Closed mknkmyzk closed 3 years ago
The notation foo.()
was employed before version 1.0.
But I decided to migrate the current form because Ruby is Lisp-2.
So this proposal is not acceptable.
By the way, I've recognized we need a useful shorthand notation of PyCall.getattr(obj, attr)
. I want to add such a feature if I find a good form.
Thank you for your reply.
Ignoring foo.()
is a design choice, and I agree your choice.
I think this patch may be useful for someone's reference, but you can close this pull request.
Best regards.
@mknkmyzk Thank you for your feedback.
As issue #123 pointed out, np.add.at does not work with pycall. In Python, np.add is callable, e.g. we can call np.add(a, b). However, in Python, np.add itself is an object and it is different from np.add().
On the other side, in Ruby, np.add has the same meaning as np.add().

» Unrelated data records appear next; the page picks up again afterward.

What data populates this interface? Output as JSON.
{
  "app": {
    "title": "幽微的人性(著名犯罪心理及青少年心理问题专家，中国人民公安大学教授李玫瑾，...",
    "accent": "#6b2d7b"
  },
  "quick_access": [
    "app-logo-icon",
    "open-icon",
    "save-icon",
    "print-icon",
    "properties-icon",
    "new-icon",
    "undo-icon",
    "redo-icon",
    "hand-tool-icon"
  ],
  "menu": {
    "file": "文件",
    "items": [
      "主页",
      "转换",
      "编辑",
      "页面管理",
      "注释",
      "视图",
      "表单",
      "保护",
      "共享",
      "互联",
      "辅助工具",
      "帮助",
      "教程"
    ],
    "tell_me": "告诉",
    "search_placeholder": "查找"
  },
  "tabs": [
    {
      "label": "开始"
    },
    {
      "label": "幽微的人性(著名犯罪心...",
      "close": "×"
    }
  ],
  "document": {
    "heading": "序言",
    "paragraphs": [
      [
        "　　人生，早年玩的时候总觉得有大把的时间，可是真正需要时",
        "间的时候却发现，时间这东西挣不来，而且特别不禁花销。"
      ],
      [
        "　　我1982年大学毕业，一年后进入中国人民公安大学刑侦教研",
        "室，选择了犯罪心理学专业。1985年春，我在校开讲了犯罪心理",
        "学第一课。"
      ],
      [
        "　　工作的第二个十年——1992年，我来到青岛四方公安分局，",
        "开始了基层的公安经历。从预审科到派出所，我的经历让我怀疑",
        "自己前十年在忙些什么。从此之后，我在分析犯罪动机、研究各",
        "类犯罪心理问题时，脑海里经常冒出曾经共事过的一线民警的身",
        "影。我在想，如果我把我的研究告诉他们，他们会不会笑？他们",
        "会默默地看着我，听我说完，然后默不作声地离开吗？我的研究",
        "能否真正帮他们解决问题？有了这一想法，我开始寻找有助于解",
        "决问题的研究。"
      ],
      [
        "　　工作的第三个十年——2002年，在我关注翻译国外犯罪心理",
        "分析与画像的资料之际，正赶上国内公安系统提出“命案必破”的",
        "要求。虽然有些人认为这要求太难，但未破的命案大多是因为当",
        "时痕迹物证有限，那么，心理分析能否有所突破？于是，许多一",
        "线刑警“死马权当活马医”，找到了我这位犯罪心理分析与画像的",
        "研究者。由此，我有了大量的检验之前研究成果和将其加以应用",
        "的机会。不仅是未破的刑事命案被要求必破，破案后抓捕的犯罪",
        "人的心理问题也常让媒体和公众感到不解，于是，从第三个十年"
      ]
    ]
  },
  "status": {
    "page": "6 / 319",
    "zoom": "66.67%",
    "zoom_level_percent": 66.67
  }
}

So np.add.at equal to np.add().at, which causes this error.
My proposal is as follows: if a callable object appear without args, it is treated as a simple object in pycall.
A bad side effect of this patch is that when we call a callable object without any args, we cannot write lke 'foo' or 'foo()' but we must write like 'foo.()'.
Another side effect is that when we call a callable object with some args, we can write not only 'foo(x)' but also 'foo.(x)'.